Stu plays the monster
I felt let down by the narrative, I wanted a conclusion around the ‘vampire’, either a proof of vampirism or, more likely, a reveal that he was nothing more than a cemetery official with a sombre look. The transformation of Mrs Perry could be taken two ways… it might be Stu’s over-active imagination or it might indicate that his mother is a fallen woman (in a very unenlightened way) and thus in league with the devil. On one level, it is Stu’s imagination that the play explores. He has watched a horror film, he has emulated the monster and he and his friends have been led to believe in the reality of vampires. This was not helped by the joke shop owner (Bert Edgar) telling him that vampires are real and, tantalisingly, suggesting that the first was female. Nor was it helped by a priest, Father Mulvaney (Phil Kernot), preaching in school that the devil is real (just when the teacher has her heart attack).

sleep with the cross
Just focusing on the priest, who gives a long speech – tied into his recent pilgrimage to Lourdes, we can wonder whether his assertion regarding the war between good and evil and the substantive presence of the devil has a deeper meaning when we consider that much earlier Dingo’s brother’s car had a number plate that contained the digits ‘666’. Either that is reading too much in (in which case the number plate was coincidental) or the idea was embryonic and they failed to explore it as explicitly as they might.
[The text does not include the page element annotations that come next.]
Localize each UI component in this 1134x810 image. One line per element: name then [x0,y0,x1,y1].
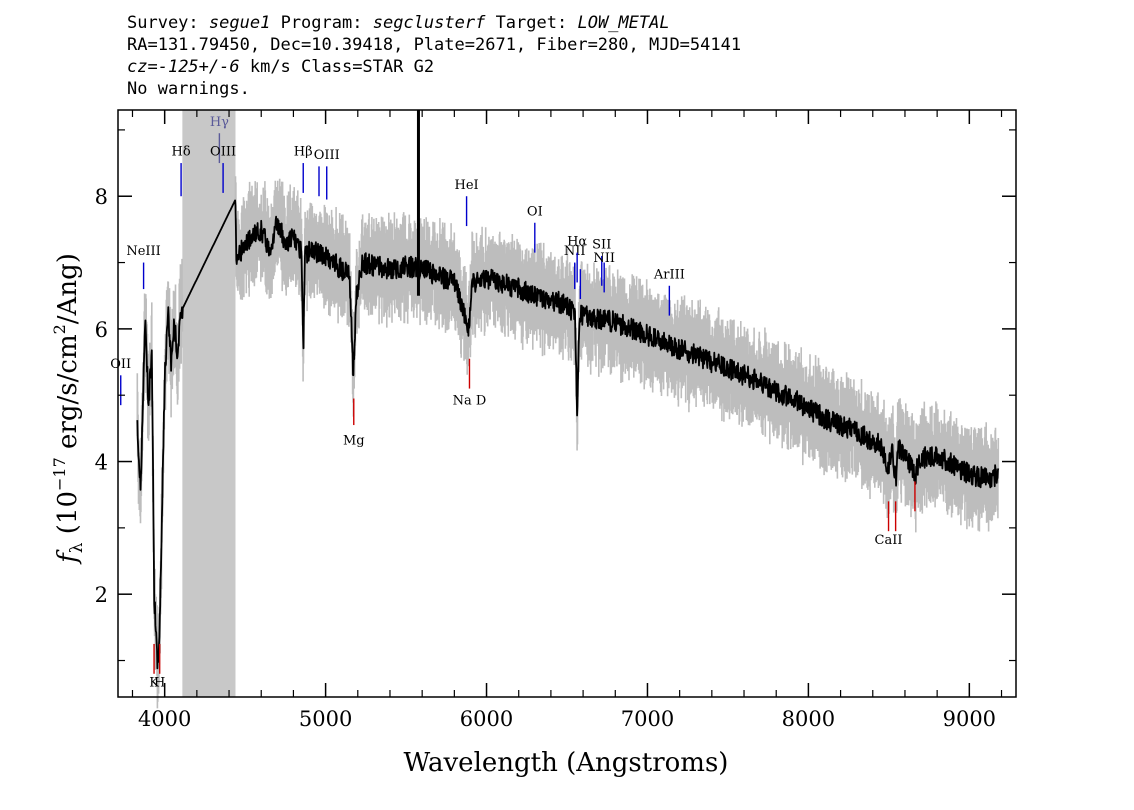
class-text: km/s Class=STAR G2 [239,57,435,77]
y-tick-label: 2 [95,583,108,607]
header-line-warnings: No warnings. [127,79,250,99]
x-tick-label: 8000 [782,707,835,731]
plot-frame [117,109,1017,698]
line-marker-label-oi: OI [527,204,543,219]
program-label: Program: [280,13,363,33]
y-axis-title: fλ (10−17 erg/s/cm2/Ang) [50,253,87,565]
y-axis-symbol-subscript: λ [67,542,87,553]
axes-layer: 4000 5000 6000 7000 8000 9000 2 4 6 8 [95,109,1017,731]
line-marker-label-ariii: ArIII [653,267,685,282]
line-marker-label-oiii: OIII [314,148,340,163]
line-marker-label-hei: HeI [454,178,478,193]
masked-region [182,110,236,697]
line-marker-label-nii: NII [564,244,586,259]
spectrum-header: Survey: segue1 Program: segclusterf Targ… [127,12,741,100]
flux-series-layer [136,199,1000,670]
survey-label: Survey: [127,13,199,33]
masked-region-layer [182,110,236,697]
y-axis-exponent-2: 2 [50,324,69,334]
y-axis-unit-c: /Ang) [53,253,83,324]
x-tick-label: 6000 [460,707,513,731]
header-line-redshift: cz=-125+/-6 km/s Class=STAR G2 [127,56,741,78]
y-axis-unit-b: erg/s/cm [53,334,83,457]
line-marker-label-h: H [154,675,165,690]
line-marker-label-oiii: OIII [210,145,236,160]
y-axis-exponent-1: −17 [50,457,69,491]
y-tick-label: 6 [95,318,108,342]
x-tick-label: 5000 [299,707,352,731]
x-axis-title: Wavelength (Angstroms) [404,748,729,778]
header-line-survey: Survey: segue1 Program: segclusterf Targ… [127,12,741,34]
line-marker-label-caii: CaII [875,533,903,548]
x-tick-label: 4000 [138,707,191,731]
target-value: LOW_METAL [577,13,670,33]
flux-series-line [136,199,1000,670]
line-marker-label-oii: OII [110,357,131,372]
line-marker-label-nii: NII [593,251,615,266]
y-tick-label: 4 [95,451,108,475]
program-value: segclusterf [372,13,486,33]
y-tick-label: 8 [95,185,108,209]
survey-value: segue1 [208,13,271,33]
line-marker-label-h: Hγ [210,115,229,130]
x-tick-label: 9000 [943,707,996,731]
line-marker-label-k: K [149,675,159,690]
x-tick-label: 7000 [621,707,674,731]
line-marker-label-nad: Na D [453,393,487,408]
line-marker-label-neiii: NeIII [126,244,160,259]
line-marker-label-mg: Mg [343,433,365,448]
header-line-coordinates: RA=131.79450, Dec=10.39418, Plate=2671, … [127,35,742,55]
line-marker-label-sii: SII [592,238,611,253]
axis-label-layer: Wavelength (Angstroms) fλ (10−17 erg/s/c… [50,253,728,778]
line-marker-label-h: Hβ [294,145,313,160]
target-label: Target: [495,13,568,33]
line-marker-label-h: Hα [567,234,587,249]
cz-value: -125+/-6 [157,57,240,77]
line-marker-label-h: Hδ [171,145,190,160]
cz-label: cz= [127,57,158,77]
y-axis-unit-a: (10 [53,491,83,543]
This then leaves us with the idea that the combination of the viewed film and various outside influences has influenced developing minds and subsequently translated into all the kids beginning to believe that a vampire is abroad; almost showing peasant superstition appearing in 1970s Liverpool as well as suggesting that 'unsavoury' subjects warp the minds of the impressionable.

the 'vampire'
The play was well acted, and the dialogue was excellently written – there is a lovely discussion of horror versus sci-fi, which referenced the Quatermass Experiment – if frustrating in places, such as the oblique reference to Stu’s dream and when leaving obvious blanks that the viewer wanted filled. The play, as you will be able to tell, does make you think but I felt let down by the lack of certain explicit inputs and more exploration would have led to a higher score. 6 out of 10.

The imdb page is here.

4 comments:

RoseOfTransylvania said...

Sounds indeed 6/10 stuff - some interesting ideas, may be not earth-shattering but worth a check.

Taliesin_ttlg said...

Hi Rose. Honestly, the score lifted slightly the more I thought about it and it really could have been higher with a more explicit narrative

Brad Middleton said...

The ending threw me for a loop as well. Ambiguity is great for discussion, however, sometimes I also appreciate a clear-cut conclusion. ;)

Taliesin_ttlg said...

Hi Brad... spot on, whilst a discussion re the ambiguity of a given film/play is both fun and worthwhile, I think it depends on the piece. In this one, ironing out at least some of the ambiguities would have been nice.